Stuart Corner
Tuesday, 17 April 2007 10:01
Opinion and Analysis
Communications minister Helen Coonan claims that analysts have "belled the cat" by condeming the ALP's broadband proposal. On the contrary, no one has belled the cat on broadband but this particular cat is in sore need of belling.
Coonan's press release continued: "Telecommunication companies and analysts have slammed Labor's broadband proposal suggesting that it has been under-costed by at least $8 billion – double the amount Labor claims is required and proof that the Labor Party is trying to dupe the Australian public."
Coonan has a track record of being loose with figures in her critiques of the ALP policy, and this is no exception.

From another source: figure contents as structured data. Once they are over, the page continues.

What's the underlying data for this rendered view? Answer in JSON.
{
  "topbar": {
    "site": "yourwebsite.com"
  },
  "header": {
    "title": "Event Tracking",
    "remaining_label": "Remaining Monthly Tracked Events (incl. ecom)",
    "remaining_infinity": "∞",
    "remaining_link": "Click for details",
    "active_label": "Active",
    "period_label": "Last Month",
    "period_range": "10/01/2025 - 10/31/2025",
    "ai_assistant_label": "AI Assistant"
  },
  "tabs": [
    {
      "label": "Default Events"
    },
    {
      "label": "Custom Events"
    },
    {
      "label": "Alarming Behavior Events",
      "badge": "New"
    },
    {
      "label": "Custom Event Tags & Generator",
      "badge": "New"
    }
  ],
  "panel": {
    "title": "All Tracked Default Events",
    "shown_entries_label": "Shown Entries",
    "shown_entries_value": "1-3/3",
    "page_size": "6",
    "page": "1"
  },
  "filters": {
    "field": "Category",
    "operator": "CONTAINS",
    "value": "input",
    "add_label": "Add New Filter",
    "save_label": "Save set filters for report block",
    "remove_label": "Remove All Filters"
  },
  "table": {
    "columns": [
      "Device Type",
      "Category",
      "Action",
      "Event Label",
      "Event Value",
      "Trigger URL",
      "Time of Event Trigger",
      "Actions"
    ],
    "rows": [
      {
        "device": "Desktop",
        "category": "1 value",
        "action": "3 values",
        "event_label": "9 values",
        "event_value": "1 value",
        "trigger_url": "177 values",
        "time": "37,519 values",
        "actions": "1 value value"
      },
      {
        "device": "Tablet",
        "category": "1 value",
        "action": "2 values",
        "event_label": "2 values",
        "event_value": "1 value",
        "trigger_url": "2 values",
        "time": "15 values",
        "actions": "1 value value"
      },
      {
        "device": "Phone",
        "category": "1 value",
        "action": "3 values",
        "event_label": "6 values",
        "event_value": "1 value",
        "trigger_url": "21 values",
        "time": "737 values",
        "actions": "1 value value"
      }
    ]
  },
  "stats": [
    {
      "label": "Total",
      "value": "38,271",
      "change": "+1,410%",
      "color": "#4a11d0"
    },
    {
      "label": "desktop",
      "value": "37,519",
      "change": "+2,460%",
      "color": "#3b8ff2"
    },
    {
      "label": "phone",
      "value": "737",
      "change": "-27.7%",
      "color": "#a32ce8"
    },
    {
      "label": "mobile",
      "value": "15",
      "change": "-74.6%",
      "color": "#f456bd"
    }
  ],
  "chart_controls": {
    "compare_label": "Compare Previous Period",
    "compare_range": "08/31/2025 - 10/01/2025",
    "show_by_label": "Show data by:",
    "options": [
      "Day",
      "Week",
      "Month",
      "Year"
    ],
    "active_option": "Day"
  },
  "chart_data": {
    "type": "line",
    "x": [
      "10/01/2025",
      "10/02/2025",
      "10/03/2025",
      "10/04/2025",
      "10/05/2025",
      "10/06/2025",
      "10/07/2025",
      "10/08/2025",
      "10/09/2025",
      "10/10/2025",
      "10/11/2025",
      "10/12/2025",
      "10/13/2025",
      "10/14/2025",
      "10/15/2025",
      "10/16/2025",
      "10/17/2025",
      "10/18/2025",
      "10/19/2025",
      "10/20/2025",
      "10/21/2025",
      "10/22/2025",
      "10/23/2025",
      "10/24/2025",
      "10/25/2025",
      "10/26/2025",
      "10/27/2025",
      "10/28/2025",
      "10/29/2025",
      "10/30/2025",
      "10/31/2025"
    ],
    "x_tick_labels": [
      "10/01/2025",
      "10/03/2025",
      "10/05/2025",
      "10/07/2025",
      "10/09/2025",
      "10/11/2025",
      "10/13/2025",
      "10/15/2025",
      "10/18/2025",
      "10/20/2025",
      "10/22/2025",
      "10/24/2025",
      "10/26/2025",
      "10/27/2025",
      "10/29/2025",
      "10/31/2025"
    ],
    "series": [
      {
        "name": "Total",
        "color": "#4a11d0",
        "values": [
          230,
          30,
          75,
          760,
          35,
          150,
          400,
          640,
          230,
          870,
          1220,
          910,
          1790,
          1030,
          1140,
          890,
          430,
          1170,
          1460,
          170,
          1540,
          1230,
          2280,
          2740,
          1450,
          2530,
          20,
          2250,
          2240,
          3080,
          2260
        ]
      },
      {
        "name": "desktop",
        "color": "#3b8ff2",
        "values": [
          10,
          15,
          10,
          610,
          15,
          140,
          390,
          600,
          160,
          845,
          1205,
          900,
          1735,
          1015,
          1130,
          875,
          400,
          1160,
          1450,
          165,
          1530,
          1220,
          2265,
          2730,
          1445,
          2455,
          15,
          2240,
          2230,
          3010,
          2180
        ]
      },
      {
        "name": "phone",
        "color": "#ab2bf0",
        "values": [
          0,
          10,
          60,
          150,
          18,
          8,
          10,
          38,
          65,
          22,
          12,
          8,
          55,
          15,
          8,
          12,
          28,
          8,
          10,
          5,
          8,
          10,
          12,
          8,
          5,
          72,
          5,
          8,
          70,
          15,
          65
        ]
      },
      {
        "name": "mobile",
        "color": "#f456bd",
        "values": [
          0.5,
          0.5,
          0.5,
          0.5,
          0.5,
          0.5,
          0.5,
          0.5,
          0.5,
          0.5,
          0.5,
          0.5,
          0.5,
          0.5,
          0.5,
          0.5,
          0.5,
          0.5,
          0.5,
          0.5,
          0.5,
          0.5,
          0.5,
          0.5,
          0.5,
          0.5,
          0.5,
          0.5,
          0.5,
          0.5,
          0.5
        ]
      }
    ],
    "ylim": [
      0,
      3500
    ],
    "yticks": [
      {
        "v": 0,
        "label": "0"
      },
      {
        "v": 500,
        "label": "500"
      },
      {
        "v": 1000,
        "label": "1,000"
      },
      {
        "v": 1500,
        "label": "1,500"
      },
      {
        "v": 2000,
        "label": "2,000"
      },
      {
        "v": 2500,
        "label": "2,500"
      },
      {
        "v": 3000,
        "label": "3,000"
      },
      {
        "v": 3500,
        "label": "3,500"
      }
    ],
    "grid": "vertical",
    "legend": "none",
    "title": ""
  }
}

The ALP has never claimed the network would cost half of $8 billion: it proposed using $4.7m from the Future Fund to partially fund the network, not the "$8 billion ‘smash and grab'" that Coonan is claiming in her press release.
But back to this belling the cat business: Coonan's scribes seem to think it means to condemn or criticise. It means no such thing.
"To bell the cat" means to take an action that is risky. The phrase comes from an Aesop fable. A family of mice could get no food because of its fear of a cat. The mice decided that the best thing to do would be to tie a bell around the cat's neck. That would tell them where the cat was. All agreed that it was a splendid idea until one wise mouse stepped up and asked, "Who will bell the cat?"
You can see the parallels with broadband? There is a widely held belief that broadband will be important to Australia's future, and that unless drastic action is taken, in regulation, investment or both, the situation is not likely to improve.
But who will be brave enough to "bell the cat" and take the drastic action needed? The ALP has indeed been brave enough to have crack at it and as a result the government, which has done little for years through procrastination or pusillanimity or both, has been spurred into action.